■高山彦九郎記念館データファイルNo.7

 「高山彦九郎研究会会報」第1号(平成9年6月20日発行)に掲載されたものです。


「高山彦九郎研究がめざすもの」

                                     高山彦九郎研究会副会長 正田喜久
                                     
(現在、研究会会長・元太田市教育委員会教育長)

 最近刊行された『戦後教科書から消された人々』(濤川栄太著 ごま書房)の中で、二宮尊徳、楠木正成、児島高徳、林子平、東郷平八郎と並んで高山彦九郎の名がある。とりわけ、時代の波に左右されて、一面のみが誇張され利用された人物のうち高山彦九郎はその筆頭である。終戦までの高山彦九郎は、軍国主義者によって超国家主義者として国民の戦意昂揚の道具に利用された。また戦後は、反天皇制の立場から、勤王の志を称揚した人物は抹殺すべきだと考える人々、高山彦九郎は狂信的な尊王思想家だとして全く無視する人々、また、いわゆる「食わず嫌い」で、精細な実証による研究もしないで高山彦九郎を評したり、誤った認識しか持たずに事実を歪曲したり、その事績を意図的に低く見ている人々もいる。

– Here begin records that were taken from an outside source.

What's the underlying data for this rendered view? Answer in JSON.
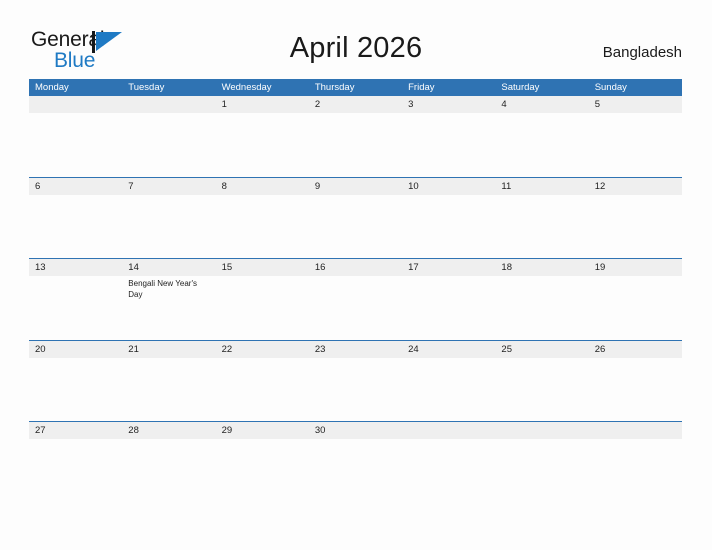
{
  "brand": {
    "word_one": "General",
    "word_two": "Blue",
    "accent_color": "#1f7ac4",
    "mark_icon": "triangle-flag-icon"
  },
  "header": {
    "title": "April 2026",
    "country": "Bangladesh"
  },
  "theme": {
    "header_blue": "#2f73b3",
    "band_gray": "#efefef",
    "page_background": "#fdfdfd",
    "text": "#1f1f1f"
  },
  "calendar": {
    "weekday_headers": [
      "Monday",
      "Tuesday",
      "Wednesday",
      "Thursday",
      "Friday",
      "Saturday",
      "Sunday"
    ],
    "weeks": [
      [
        {
          "day": "",
          "event": ""
        },
        {
          "day": "",
          "event": ""
        },
        {
          "day": "1",
          "event": ""
        },
        {
          "day": "2",
          "event": ""
        },
        {
          "day": "3",
          "event": ""
        },
        {
          "day": "4",
          "event": ""
        },
        {
          "day": "5",
          "event": ""
        }
      ],
      [
        {
          "day": "6",
          "event": ""
        },
        {
          "day": "7",
          "event": ""
        },
        {
          "day": "8",
          "event": ""
        },
        {
          "day": "9",
          "event": ""
        },
        {
          "day": "10",
          "event": ""
        },
        {
          "day": "11",
          "event": ""
        },
        {
          "day": "12",
          "event": ""
        }
      ],
      [
        {
          "day": "13",
          "event": ""
        },
        {
          "day": "14",
          "event": "Bengali New Year's Day"
        },
        {
          "day": "15",
          "event": ""
        },
        {
          "day": "16",
          "event": ""
        },
        {
          "day": "17",
          "event": ""
        },
        {
          "day": "18",
          "event": ""
        },
        {
          "day": "19",
          "event": ""
        }
      ],
      [
        {
          "day": "20",
          "event": ""
        },
        {
          "day": "21",
          "event": ""
        },
        {
          "day": "22",
          "event": ""
        },
        {
          "day": "23",
          "event": ""
        },
        {
          "day": "24",
          "event": ""
        },
        {
          "day": "25",
          "event": ""
        },
        {
          "day": "26",
          "event": ""
        }
      ],
      [
        {
          "day": "27",
          "event": ""
        },
        {
          "day": "28",
          "event": ""
        },
        {
          "day": "29",
          "event": ""
        },
        {
          "day": "30",
          "event": ""
        },
        {
          "day": "",
          "event": ""
        },
        {
          "day": "",
          "event": ""
        },
        {
          "day": "",
          "event": ""
        }
      ]
    ]
  }
}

 また、現在の高校教科書にも欄外に、「寛政時代の高山彦九郎は尊王思想を説いて全国をめぐり、蒲生君平や頼山陽も著述をとおして尊王論を説いた」と記述されているのはよい方で、大部分は名前さえあげていない。

 今の学生に、「尊敬する人物はだれか」と質問すると、異口同音に「両親」と答えるという。立派な両親を尊敬することは、大変よいことであるが、それに続いて社会や人々のために貢献した歴史上の人物をあげる位の気構えがほしいと思う。それが出来ないのは、戦後の歴史教育に人物史が重視されなかったことと、否定史観や自虐史観による教育が行われたことの影響が多分にある。そして、これら歴史上の人物を教えなくなってから、日本人の美徳である正直・親孝行・勤勉・忍耐・兄弟愛・郷土愛・愛国心・師弟愛・質素倹約・和の精神といった徳目も失われてしまい、利他性や犠牲心が欠落した若者を増加させてしまった。

 一方、平成8年6月に国の第15期中央教育審議会は、21世紀を展望した教育の在り方について報告をまとめたが、その中で「生きる力」の育成と「ゆとり」の確保を今後の教育の基本方向として位置づけた。この「生きる力」の育成で大切なことは、今後物質的幸福の追求以上に精神的幸福の追求を重視し、自らの幸福追求と同時に他者や共同体への貢献意識を育成し、よりよい日本人となる教育を施すことである。ここに、歴史上の人物を教材として取り上げる今日的価値がある。

 高山彦九郎も、『墓前日記』の天明7年6月27日の記事で、「人傑の出づるは地霊による、懸かる人傑の此地より出デたるに此地の者共思ひも出でぬといふ事やある、思ひも出でざるものならば、地の神霊悲ミ玉ふて労して人傑を出だしたるに、郷里の者ノだも思ハず、我が功労も空しと思ひ玉ふべし、」と記し、郷土と郷土の偉人を大切にすることを説いている。

 我々は、単に「わが郷土の偉人」の顕彰をするだけでなく、偉人をとおして日本人の美徳をも後世の人々に伝える責めを果たすべきである。そのためには、先人の研究を踏まえながら正確な資料を基に根本的な見直しを行い、実証的科学的な態度で人物を調べ、評価することが大切である。高山彦九郎も、『高山彦九郎日記』を中心に、多角的に人間高山彦九郎像を浮きぼりにする努力が必要である。今後の具体的な研究項目としては、高山彦九郎の学問と思想の形成過程、伝統的尊王論と高山彦九郎の思想、旅の目的と旅で得たもの、義僕・節婦・孝子の往訪や事蹟調査の意義、多くの知己との人間的交流、九州における高山彦九郎の言動、高山彦九郎の思想と幕末の尊王攘夷派志士への影響、明治政府の高山彦九郎評価、「三奇人」の名称とその意義等、これからの研究課題は数多くある。

 こうした高山彦九郎研究のめざす方向にとって、「高山彦九郎記念館の建設」と、このたびの「高山彦九郎研究会の結成」は計り知れない大きな意義があり、その果たすべき役割は大きく、今後の活躍がまたれるところである。